When the investigation determines the murders occurred thirty years ago, Bree’s dead father becomes a suspect, forcing Bree to revisit the brutal night she’s spent most of her life trying to forget. The only other suspect is an unlikely squatter on the Taggert farm who claims to know secrets about Bree’s past. When he mysteriously disappears and Bree’s niece is kidnapped, the cold case heats up.
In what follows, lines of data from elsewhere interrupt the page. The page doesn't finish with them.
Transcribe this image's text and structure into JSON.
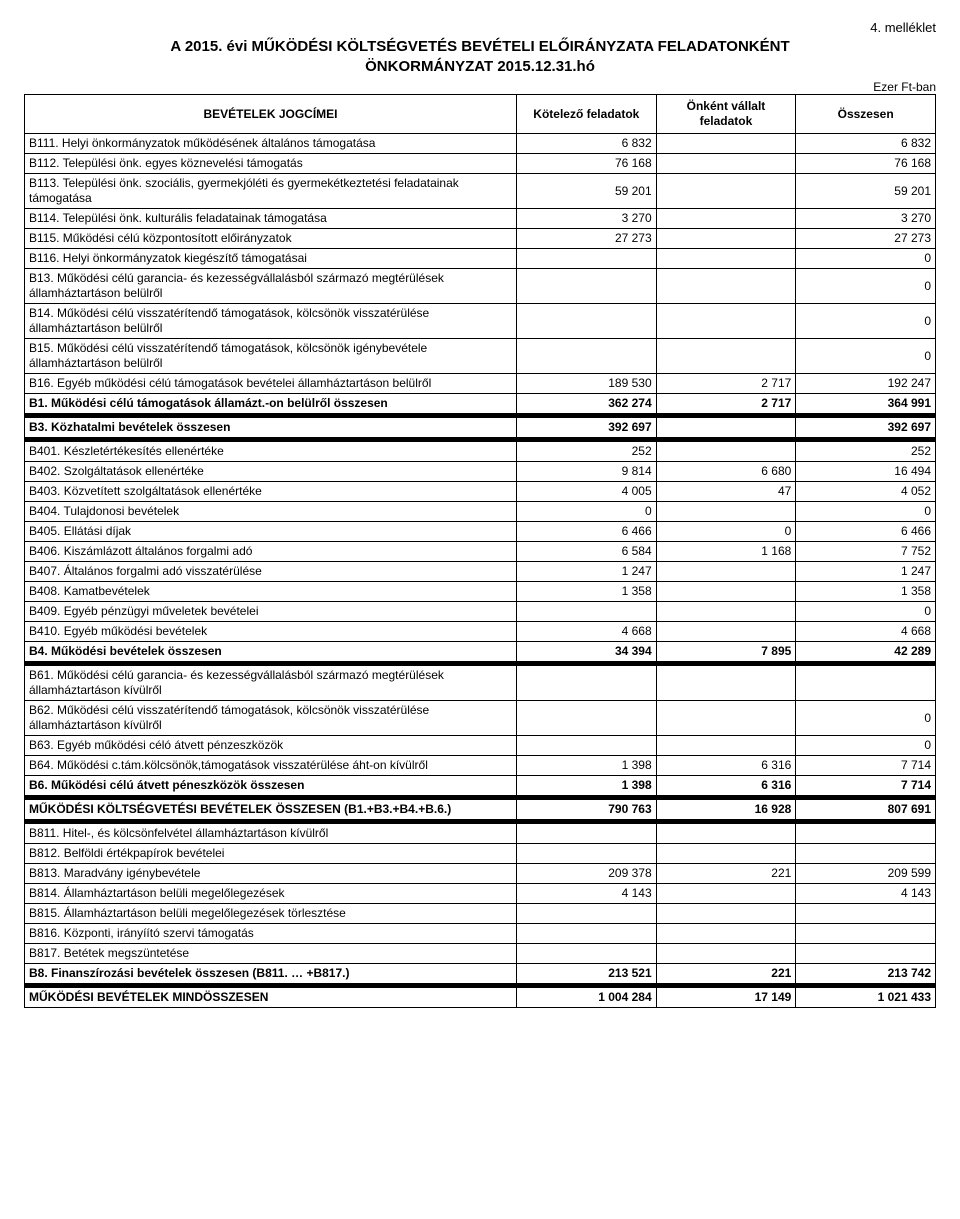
{
  "annex": "4. melléklet",
  "title_line1": "A 2015. évi MŰKÖDÉSI KÖLTSÉGVETÉS BEVÉTELI ELŐIRÁNYZATA FELADATONKÉNT",
  "title_line2": "ÖNKORMÁNYZAT 2015.12.31.hó",
  "unit": "Ezer Ft-ban",
  "columns": {
    "label": "BEVÉTELEK JOGCÍMEI",
    "c1": "Kötelező feladatok",
    "c2": "Önként vállalt feladatok",
    "c3": "Összesen"
  },
  "rows": [
    {
      "label": "B111. Helyi önkormányzatok működésének általános támogatása",
      "c1": "6 832",
      "c2": "",
      "c3": "6 832"
    },
    {
      "label": "B112. Települési önk. egyes köznevelési támogatás",
      "c1": "76 168",
      "c2": "",
      "c3": "76 168"
    },
    {
      "label": "B113. Települési önk. szociális, gyermekjóléti és gyermekétkeztetési feladatainak támogatása",
      "c1": "59 201",
      "c2": "",
      "c3": "59 201"
    },
    {
      "label": "B114. Települési önk. kulturális feladatainak támogatása",
      "c1": "3 270",
      "c2": "",
      "c3": "3 270"
    },
    {
      "label": "B115. Működési célú központosított előirányzatok",
      "c1": "27 273",
      "c2": "",
      "c3": "27 273"
    },
    {
      "label": "B116. Helyi önkormányzatok kiegészítő támogatásai",
      "c1": "",
      "c2": "",
      "c3": "0"
    },
    {
      "label": "B13. Működési célú garancia- és kezességvállalásból származó megtérülések államháztartáson belülről",
      "c1": "",
      "c2": "",
      "c3": "0"
    },
    {
      "label": "B14. Működési célú visszatérítendő támogatások, kölcsönök visszatérülése államháztartáson belülről",
      "c1": "",
      "c2": "",
      "c3": "0"
    },
    {
      "label": "B15. Működési célú visszatérítendő támogatások, kölcsönök igénybevétele államháztartáson belülről",
      "c1": "",
      "c2": "",
      "c3": "0"
    },
    {
      "label": "B16. Egyéb működési célú támogatások bevételei államháztartáson belülről",
      "c1": "189 530",
      "c2": "2 717",
      "c3": "192 247"
    },
    {
      "label": "B1. Működési célú támogatások államázt.-on belülről összesen",
      "c1": "362 274",
      "c2": "2 717",
      "c3": "364 991",
      "bold": true
    },
    {
      "spacer": true
    },
    {
      "label": "B3. Közhatalmi bevételek összesen",
      "c1": "392 697",
      "c2": "",
      "c3": "392 697",
      "bold": true
    },
    {
      "spacer": true
    },
    {
      "label": "B401. Készletértékesítés  ellenértéke",
      "c1": "252",
      "c2": "",
      "c3": "252"
    },
    {
      "label": "B402. Szolgáltatások ellenértéke",
      "c1": "9 814",
      "c2": "6 680",
      "c3": "16 494"
    },
    {
      "label": "B403. Közvetített szolgáltatások ellenértéke",
      "c1": "4 005",
      "c2": "47",
      "c3": "4 052"
    },
    {
      "label": "B404. Tulajdonosi bevételek",
      "c1": "0",
      "c2": "",
      "c3": "0"
    },
    {
      "label": "B405. Ellátási díjak",
      "c1": "6 466",
      "c2": "0",
      "c3": "6 466"
    },
    {
      "label": "B406. Kiszámlázott általános forgalmi adó",
      "c1": "6 584",
      "c2": "1 168",
      "c3": "7 752"
    },
    {
      "label": "B407. Általános forgalmi adó visszatérülése",
      "c1": "1 247",
      "c2": "",
      "c3": "1 247"
    },
    {
      "label": "B408. Kamatbevételek",
      "c1": "1 358",
      "c2": "",
      "c3": "1 358"
    },
    {
      "label": "B409. Egyéb pénzügyi műveletek bevételei",
      "c1": "",
      "c2": "",
      "c3": "0"
    },
    {
      "label": "B410. Egyéb működési bevételek",
      "c1": "4 668",
      "c2": "",
      "c3": "4 668"
    },
    {
      "label": "B4. Működési bevételek összesen",
      "c1": "34 394",
      "c2": "7 895",
      "c3": "42 289",
      "bold": true
    },
    {
      "spacer": true
    },
    {
      "label": "B61. Működési célú garancia- és kezességvállalásból származó megtérülések államháztartáson kívülről",
      "c1": "",
      "c2": "",
      "c3": ""
    },
    {
      "label": "B62. Működési célú visszatérítendő támogatások, kölcsönök visszatérülése államháztartáson kívülről",
      "c1": "",
      "c2": "",
      "c3": "0"
    },
    {
      "label": "B63. Egyéb működési céló átvett pénzeszközök",
      "c1": "",
      "c2": "",
      "c3": "0"
    },
    {
      "label": "B64. Működési c.tám.kölcsönök,támogatások visszatérülése áht-on kívülről",
      "c1": "1 398",
      "c2": "6 316",
      "c3": "7 714"
    },
    {
      "label": "B6. Működési célú átvett péneszközök összesen",
      "c1": "1 398",
      "c2": "6 316",
      "c3": "7 714",
      "bold": true
    },
    {
      "spacer": true
    },
    {
      "label": "MŰKÖDÉSI KÖLTSÉGVETÉSI BEVÉTELEK ÖSSZESEN (B1.+B3.+B4.+B.6.)",
      "c1": "790 763",
      "c2": "16 928",
      "c3": "807 691",
      "bold": true
    },
    {
      "spacer": true
    },
    {
      "label": "B811. Hitel-, és kölcsönfelvétel államháztartáson kívülről",
      "c1": "",
      "c2": "",
      "c3": ""
    },
    {
      "label": "B812. Belföldi értékpapírok bevételei",
      "c1": "",
      "c2": "",
      "c3": ""
    },
    {
      "label": "B813. Maradvány igénybevétele",
      "c1": "209 378",
      "c2": "221",
      "c3": "209 599"
    },
    {
      "label": "B814. Államháztartáson belüli megelőlegezések",
      "c1": "4 143",
      "c2": "",
      "c3": "4 143"
    },
    {
      "label": "B815. Államháztartáson belüli megelőlegezések törlesztése",
      "c1": "",
      "c2": "",
      "c3": ""
    },
    {
      "label": "B816. Központi, irányíító szervi támogatás",
      "c1": "",
      "c2": "",
      "c3": ""
    },
    {
      "label": "B817. Betétek megszüntetése",
      "c1": "",
      "c2": "",
      "c3": ""
    },
    {
      "label": "B8. Finanszírozási bevételek összesen (B811. … +B817.)",
      "c1": "213 521",
      "c2": "221",
      "c3": "213 742",
      "bold": true
    },
    {
      "spacer": true
    },
    {
      "label": "MŰKÖDÉSI BEVÉTELEK MINDÖSSZESEN",
      "c1": "1 004 284",
      "c2": "17 149",
      "c3": "1 021 433",
      "bold": true
    }
  ]
}
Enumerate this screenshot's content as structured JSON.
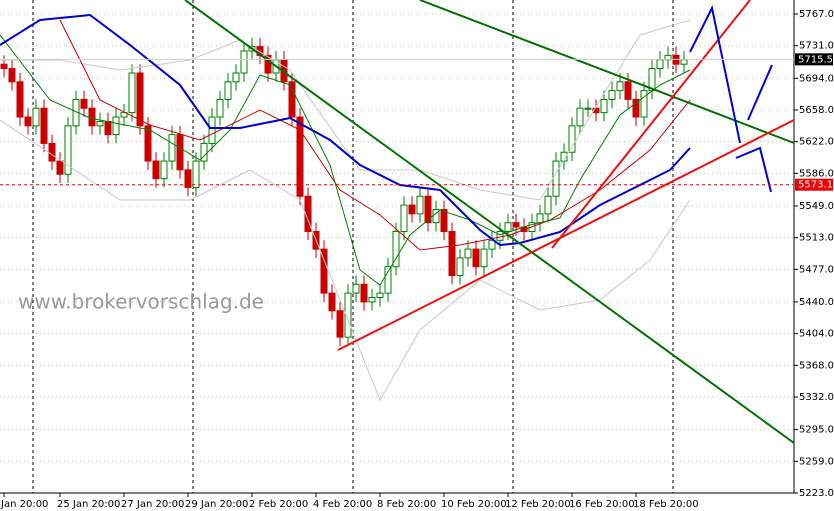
{
  "chart_data": {
    "type": "candlestick",
    "watermark": "www.brokervorschlag.de",
    "categories": [
      "Jan 20:00",
      null,
      null,
      null,
      null,
      null,
      null,
      "25 Jan 20:00",
      null,
      null,
      null,
      null,
      null,
      null,
      null,
      "27 Jan 20:00",
      null,
      null,
      null,
      null,
      null,
      null,
      null,
      "29 Jan 20:00",
      null,
      null,
      null,
      null,
      null,
      null,
      null,
      "2 Feb 20:00",
      null,
      null,
      null,
      null,
      null,
      null,
      null,
      "4 Feb 20:00",
      null,
      null,
      null,
      null,
      null,
      null,
      null,
      "8 Feb 20:00",
      null,
      null,
      null,
      null,
      null,
      null,
      null,
      "10 Feb 20:00",
      null,
      null,
      null,
      null,
      null,
      null,
      null,
      "12 Feb 20:00",
      null,
      null,
      null,
      null,
      null,
      null,
      null,
      "16 Feb 20:00",
      null,
      null,
      null,
      null,
      null,
      null,
      null,
      "18 Feb 20:00",
      null,
      null,
      null,
      null,
      null,
      null
    ],
    "open": [
      5710,
      5705,
      5690,
      5650,
      5640,
      5660,
      5620,
      5600,
      5585,
      5640,
      5670,
      5660,
      5640,
      5645,
      5630,
      5650,
      5655,
      5700,
      5640,
      5600,
      5580,
      5600,
      5630,
      5590,
      5570,
      5600,
      5620,
      5650,
      5670,
      5690,
      5700,
      5725,
      5730,
      5720,
      5700,
      5715,
      5690,
      5650,
      5560,
      5520,
      5500,
      5450,
      5430,
      5400,
      5450,
      5460,
      5440,
      5445,
      5450,
      5480,
      5520,
      5550,
      5540,
      5560,
      5530,
      5545,
      5520,
      5470,
      5490,
      5500,
      5480,
      5500,
      5510,
      5520,
      5530,
      5525,
      5520,
      5530,
      5540,
      5560,
      5600,
      5610,
      5640,
      5660,
      5660,
      5655,
      5670,
      5680,
      5690,
      5670,
      5650,
      5680,
      5705,
      5715,
      5720,
      5710
    ],
    "high": [
      5720,
      5715,
      5700,
      5660,
      5670,
      5670,
      5630,
      5610,
      5650,
      5680,
      5680,
      5670,
      5655,
      5655,
      5660,
      5665,
      5710,
      5710,
      5650,
      5610,
      5610,
      5640,
      5640,
      5600,
      5610,
      5630,
      5660,
      5680,
      5700,
      5710,
      5735,
      5740,
      5740,
      5730,
      5725,
      5725,
      5700,
      5660,
      5570,
      5530,
      5510,
      5460,
      5440,
      5460,
      5470,
      5470,
      5455,
      5460,
      5490,
      5530,
      5560,
      5560,
      5570,
      5570,
      5555,
      5555,
      5530,
      5500,
      5510,
      5510,
      5510,
      5520,
      5530,
      5540,
      5540,
      5535,
      5540,
      5550,
      5570,
      5610,
      5620,
      5650,
      5670,
      5670,
      5670,
      5680,
      5690,
      5700,
      5700,
      5680,
      5690,
      5715,
      5725,
      5730,
      5730,
      5725
    ],
    "low": [
      5695,
      5680,
      5640,
      5630,
      5630,
      5610,
      5590,
      5575,
      5575,
      5630,
      5650,
      5630,
      5630,
      5620,
      5620,
      5640,
      5645,
      5630,
      5590,
      5570,
      5570,
      5590,
      5580,
      5560,
      5560,
      5590,
      5610,
      5640,
      5660,
      5680,
      5690,
      5715,
      5710,
      5690,
      5690,
      5680,
      5640,
      5550,
      5510,
      5490,
      5440,
      5420,
      5390,
      5390,
      5440,
      5430,
      5430,
      5435,
      5440,
      5470,
      5510,
      5530,
      5530,
      5520,
      5520,
      5510,
      5460,
      5460,
      5480,
      5470,
      5470,
      5490,
      5500,
      5510,
      5515,
      5510,
      5510,
      5520,
      5530,
      5550,
      5590,
      5600,
      5630,
      5650,
      5645,
      5645,
      5660,
      5670,
      5660,
      5640,
      5640,
      5670,
      5695,
      5705,
      5700,
      5700
    ],
    "close": [
      5705,
      5690,
      5650,
      5640,
      5660,
      5620,
      5600,
      5585,
      5640,
      5670,
      5660,
      5640,
      5645,
      5630,
      5650,
      5655,
      5700,
      5640,
      5600,
      5580,
      5600,
      5630,
      5590,
      5570,
      5600,
      5620,
      5650,
      5670,
      5690,
      5700,
      5725,
      5730,
      5720,
      5700,
      5715,
      5690,
      5650,
      5560,
      5520,
      5500,
      5450,
      5430,
      5400,
      5450,
      5460,
      5440,
      5445,
      5450,
      5480,
      5520,
      5550,
      5540,
      5560,
      5530,
      5545,
      5520,
      5470,
      5490,
      5500,
      5480,
      5500,
      5510,
      5520,
      5530,
      5525,
      5520,
      5530,
      5540,
      5560,
      5600,
      5610,
      5640,
      5660,
      5660,
      5655,
      5670,
      5680,
      5690,
      5670,
      5650,
      5680,
      5705,
      5715,
      5720,
      5710,
      5715
    ],
    "up_color": "#008000",
    "down_color": "#cc0000",
    "ylim": [
      5223,
      5767
    ],
    "yticks": [
      {
        "value": 5767,
        "label": "5767.0"
      },
      {
        "value": 5731,
        "label": "5731.0"
      },
      {
        "value": 5694,
        "label": "5694.0"
      },
      {
        "value": 5658,
        "label": "5658.0"
      },
      {
        "value": 5622,
        "label": "5622.0"
      },
      {
        "value": 5586,
        "label": "5586.0"
      },
      {
        "value": 5549,
        "label": "5549.0"
      },
      {
        "value": 5513,
        "label": "5513.0"
      },
      {
        "value": 5477,
        "label": "5477.0"
      },
      {
        "value": 5440,
        "label": "5440.0"
      },
      {
        "value": 5404,
        "label": "5404.0"
      },
      {
        "value": 5368,
        "label": "5368.0"
      },
      {
        "value": 5332,
        "label": "5332.0"
      },
      {
        "value": 5295,
        "label": "5295.0"
      },
      {
        "value": 5259,
        "label": "5259.0"
      },
      {
        "value": 5223,
        "label": "5223.0"
      }
    ],
    "last_price": 5715.5,
    "level_line": 5573.1,
    "grid": true
  }
}
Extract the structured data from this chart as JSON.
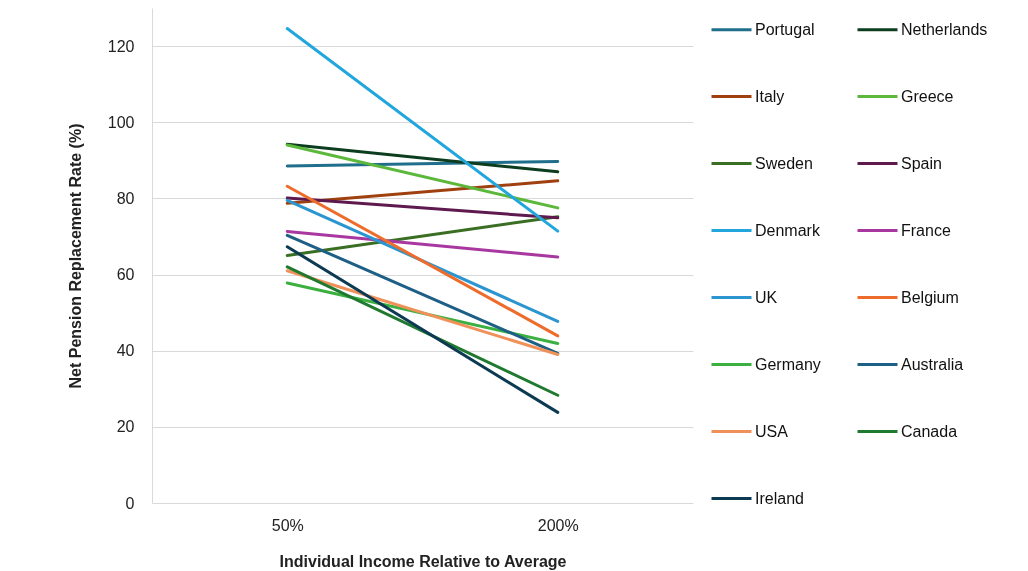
{
  "chart_data": {
    "type": "line",
    "xlabel": "Individual Income Relative to Average",
    "ylabel": "Net Pension Replacement Rate (%)",
    "categories": [
      "50%",
      "200%"
    ],
    "ylim": [
      0,
      130
    ],
    "yticks": [
      0,
      20,
      40,
      60,
      80,
      100,
      120
    ],
    "grid": "y",
    "legend": "right",
    "series": [
      {
        "name": "Portugal",
        "color": "#1f6e8c",
        "values": [
          88.5,
          89.7
        ]
      },
      {
        "name": "Netherlands",
        "color": "#0d3d1f",
        "values": [
          94.2,
          87
        ]
      },
      {
        "name": "Italy",
        "color": "#a0400e",
        "values": [
          78.7,
          84.6
        ]
      },
      {
        "name": "Greece",
        "color": "#5cb83a",
        "values": [
          94,
          77.5
        ]
      },
      {
        "name": "Sweden",
        "color": "#3a6e23",
        "values": [
          65,
          75.2
        ]
      },
      {
        "name": "Spain",
        "color": "#5e1a4e",
        "values": [
          80.1,
          74.9
        ]
      },
      {
        "name": "Denmark",
        "color": "#22a6dd",
        "values": [
          124.6,
          71.4
        ]
      },
      {
        "name": "France",
        "color": "#a838a0",
        "values": [
          71.3,
          64.6
        ]
      },
      {
        "name": "UK",
        "color": "#2b95d0",
        "values": [
          79.5,
          47.7
        ]
      },
      {
        "name": "Belgium",
        "color": "#ee6c2b",
        "values": [
          83.2,
          43.9
        ]
      },
      {
        "name": "Germany",
        "color": "#3bb040",
        "values": [
          57.8,
          41.9
        ]
      },
      {
        "name": "Australia",
        "color": "#1e5f85",
        "values": [
          70.3,
          39.3
        ]
      },
      {
        "name": "USA",
        "color": "#f0915a",
        "values": [
          61,
          39
        ]
      },
      {
        "name": "Canada",
        "color": "#1f7a30",
        "values": [
          62,
          28.3
        ]
      },
      {
        "name": "Ireland",
        "color": "#0b3a52",
        "values": [
          67.3,
          23.8
        ]
      }
    ]
  }
}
Bree has stoked the rage of a murderer who’ll do anything to keep his identity – and motives – a secret. To protect everyone she loves, Bree must confront a killer.
This will be my fourth visit with Bree Taggart. So far, they’ve been entertaining three-star or three-and-a-half-star reads for me. The mysteries work well, and the sense of place is strong, but I’m ambivalent about how the series leverages Bree’s traumatic past. I think ‘Right Behind Her‘ will be the book that decides whether I continue with the series.